La plus grande partie de l'eau lourde en France a été importée de Norvège et des Etats-Unis, selon certaines sources, y compris l'eau lourde des réacteurs Célestin destinés à produire le tritium militaire (60-80 t d'eau lourde chacun). Les réacteurs civils mis en service en France avant 1967 ont demandé 150 t d'eau lourde au maximum. L'usine de Mazingarbe n'a produit que 80 t au maximum. La France en avait importé 140 t de Norvège et 168 t des Etats-Unis avant 1967, date de la mise en service de Célestin 1. Pour acquérir l'eau lourde américaine, la France a "promis" de l'utiliser à des fins non militaires ; les termes de l'importation norvégienne n'ont pas été rendus publics.
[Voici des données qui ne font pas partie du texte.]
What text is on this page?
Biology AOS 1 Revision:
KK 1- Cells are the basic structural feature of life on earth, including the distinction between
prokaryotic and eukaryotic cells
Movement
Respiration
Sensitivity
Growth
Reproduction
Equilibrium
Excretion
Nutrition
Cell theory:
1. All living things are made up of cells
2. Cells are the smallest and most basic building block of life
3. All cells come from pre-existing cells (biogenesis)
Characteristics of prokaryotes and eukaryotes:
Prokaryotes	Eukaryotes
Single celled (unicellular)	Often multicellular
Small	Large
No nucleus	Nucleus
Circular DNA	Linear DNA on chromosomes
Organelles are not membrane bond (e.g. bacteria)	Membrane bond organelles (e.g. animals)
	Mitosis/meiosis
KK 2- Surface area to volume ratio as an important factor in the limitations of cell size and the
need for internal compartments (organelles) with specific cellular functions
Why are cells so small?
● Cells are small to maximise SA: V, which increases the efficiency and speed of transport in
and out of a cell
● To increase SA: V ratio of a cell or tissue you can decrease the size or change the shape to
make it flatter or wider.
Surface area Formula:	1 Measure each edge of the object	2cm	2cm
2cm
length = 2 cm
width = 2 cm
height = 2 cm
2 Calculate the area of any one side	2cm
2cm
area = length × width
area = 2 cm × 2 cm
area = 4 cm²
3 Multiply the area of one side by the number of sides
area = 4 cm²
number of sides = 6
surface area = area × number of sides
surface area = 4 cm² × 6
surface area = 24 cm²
Les réacteurs de puissance perdent en moyenne 1 % de leur eau lourde par an mais les réacteurs de recherche et les Célestin, vraisemblablement moins [Milhollin 87-88]. Donc la plus grande quantité d'eau lourde acquise avant 1967 est encore en France. De l'eau lourde est stockée à Saclay et à Cadarache.
La source française de production du deutérium gazeux n'est pas évidente, mais il est probable qu'elle ait lieu à Grenoble (voir Grenoble). Une autre possibilité est la production de deutérium comme sous-produit de l'extraction du tritium des cibles à Marcoule. Dans les années soixante, on a extrait le deutérium de cette façon à Saclay [CDRPC 94].